Steam cleaned

Originally published:  02/02/2012

Pest control – or rather, inappropriate pest control technique – features regularly in this column, but this is the first time we can recall a sauna being involved. 

Last month a youth hostel in Stockholm, Sweden, caught fire, causing more than 700 people to be evacuated. According to police, the fire started when staff at the hostel had the bright idea of de-lousing their mattresses by putting several of them in the hostel’s sauna (this is Scandinavia, remember) and turning up the heat. 

No one seams to have put their hand up to having dreamed up what police spokesman Göran Callervik sarcastically referred to as “this splendid idea”. Not surprising, really: the incident could be a case of gross negligence, carrying a possible two-year jail sentence.

Last footing

A man in Arnold, Missouri, also came a cropper as a result of a little DIY, although in his case he was the victim of his own experiment.

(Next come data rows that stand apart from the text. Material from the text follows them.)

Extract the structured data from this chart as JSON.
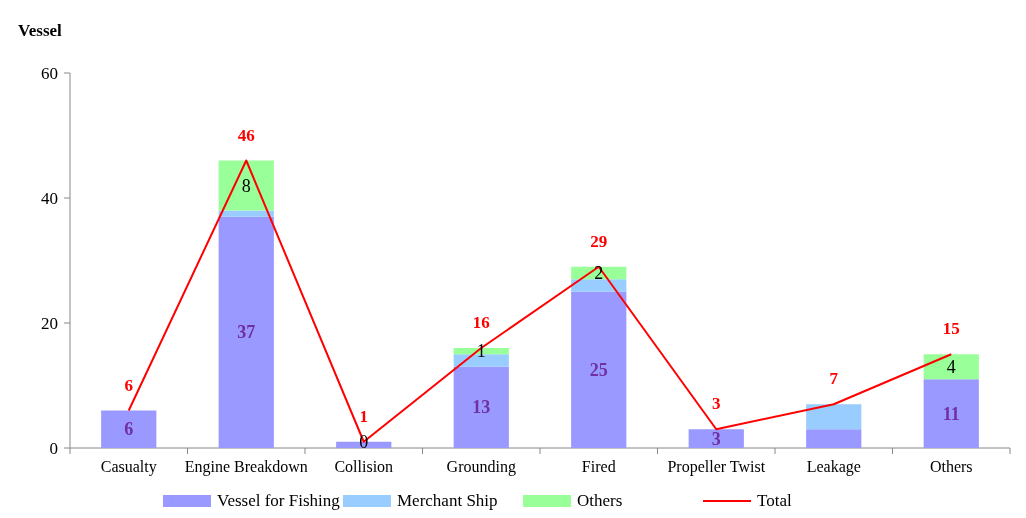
{
  "chart_data": {
    "type": "bar",
    "stacked": true,
    "ylabel": "Vessel",
    "categories": [
      "Casualty",
      "Engine Breakdown",
      "Collision",
      "Grounding",
      "Fired",
      "Propeller Twist",
      "Leakage",
      "Others"
    ],
    "series": [
      {
        "name": "Vessel for Fishing",
        "color": "#9999ff",
        "values": [
          6,
          37,
          1,
          13,
          25,
          3,
          3,
          11
        ],
        "value_labels": [
          "6",
          "37",
          null,
          "13",
          "25",
          "3",
          null,
          "11"
        ]
      },
      {
        "name": "Merchant Ship",
        "color": "#99ccff",
        "values": [
          0,
          1,
          0,
          2,
          2,
          0,
          4,
          0
        ]
      },
      {
        "name": "Others",
        "color": "#99ff99",
        "values": [
          0,
          8,
          0,
          1,
          2,
          0,
          0,
          4
        ],
        "value_labels": [
          null,
          "8",
          "0",
          "1",
          "2",
          null,
          null,
          "4"
        ]
      },
      {
        "name": "Total",
        "type": "line",
        "color": "#ff0000",
        "values": [
          6,
          46,
          1,
          16,
          29,
          3,
          7,
          15
        ],
        "data_labels": true
      }
    ],
    "ylim": [
      0,
      60
    ],
    "yticks": [
      0,
      20,
      40,
      60
    ],
    "grid": false,
    "legend": "bottom"
  }
}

Ronnie G Sanders had built his own cannon, with which he intended to see in the New Year. Sounds like it was quite a basic sort of cannon: a metal pipe, packed with black powder, with a wick at one end. 

One of his friends had already come by to see the cannon and Sanders had let it off “several times”, according to the local press report. However, when another buddy stopped by, the cannon itself exploded, shooting shrapnel through the wall of a metal barn and piercing Sanders’ neck; he did not survive.

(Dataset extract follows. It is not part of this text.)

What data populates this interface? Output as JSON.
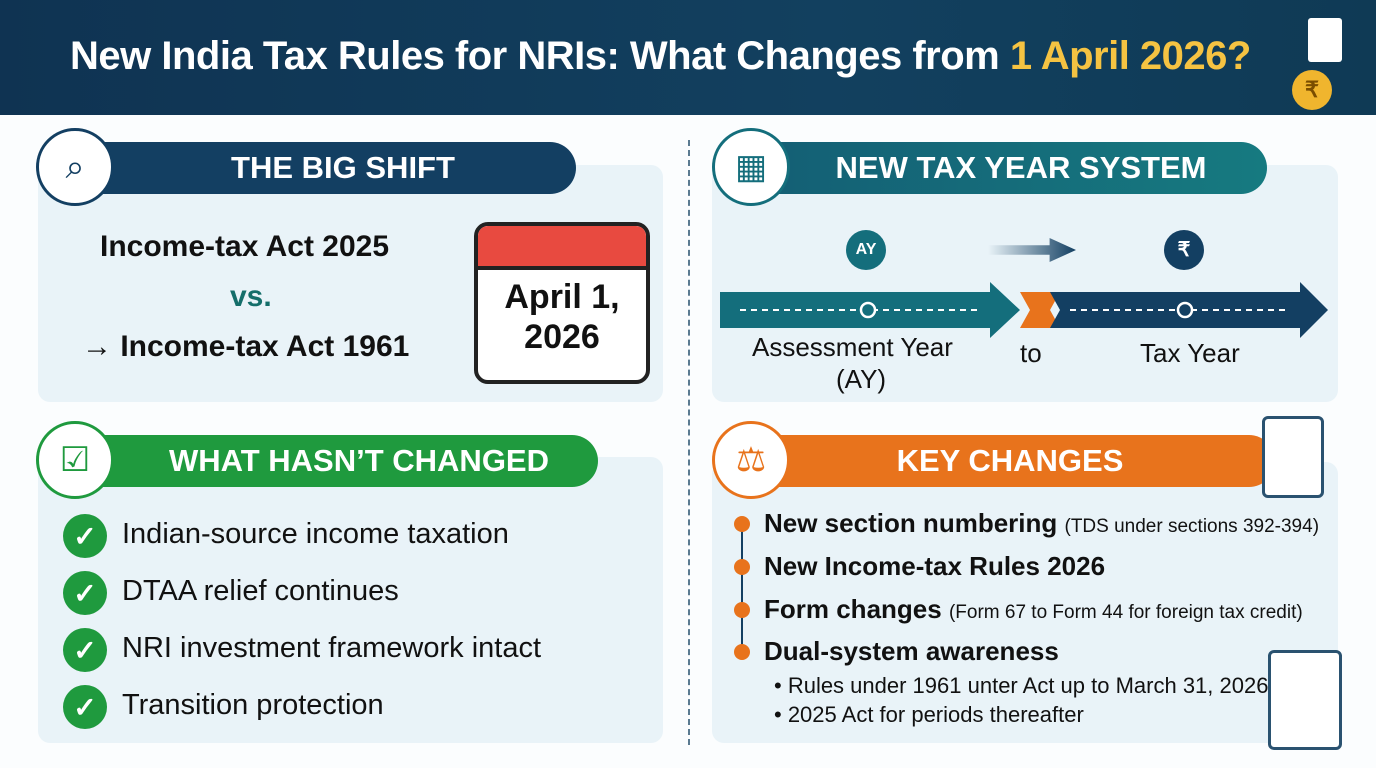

Seems like he was an accident waiting to happen. “He was always looking for excitement,” said his mother. His last appearance in the local news was only in March 2011, when he was detained in Page, Arizona, after trying to board a plane carrying a laptop with wires dangling out of the back. TSA screeners called police after he volunteered the information that it wasn’t a bomb; this of course did not prevent the bomb squad being called and the airport being closed for several hours.

Press reports also note that Sanders was not married. You don’t say…

Out of the box

Halifax Stanfield International suffered delays one day last month for a rather more innocent incident. The early morning Air Canada flight to Toronto was already boarding when a passenger managed to access the cockpit; fortunately, the passenger concerned was a cat that escaped its cage while its owner was busy loading bags into the overhead bin.

The cat, named Ripples, hid in the cockpit and refused to budge. Eventually a maintenance crew had to be called in to disassemble parts of the flight deck. After the cat was reunited with its owner, the electronics had to be thoroughly tested before the aircraft could depart, by now more than four hours late.

A little water with that?

We finish this month with a rather depressing tale from Scotland. Last month a 46-year-old employee at the Glenfiddich distillery in Banffshire decided to take his own life. He chose a 50,000-litre washback tank, containing a mixture of water and yeast that figures in the early stages of the distilling process, as his suicide spot.

The man was described in the local press as a senior employee, having worked at the Glenfiddich plant for 23 years. He died the day before his wife’s 54th birthday. Managers closed the plant for two days “as a mark of respect”. Although presumably they were also going to clean out the tank.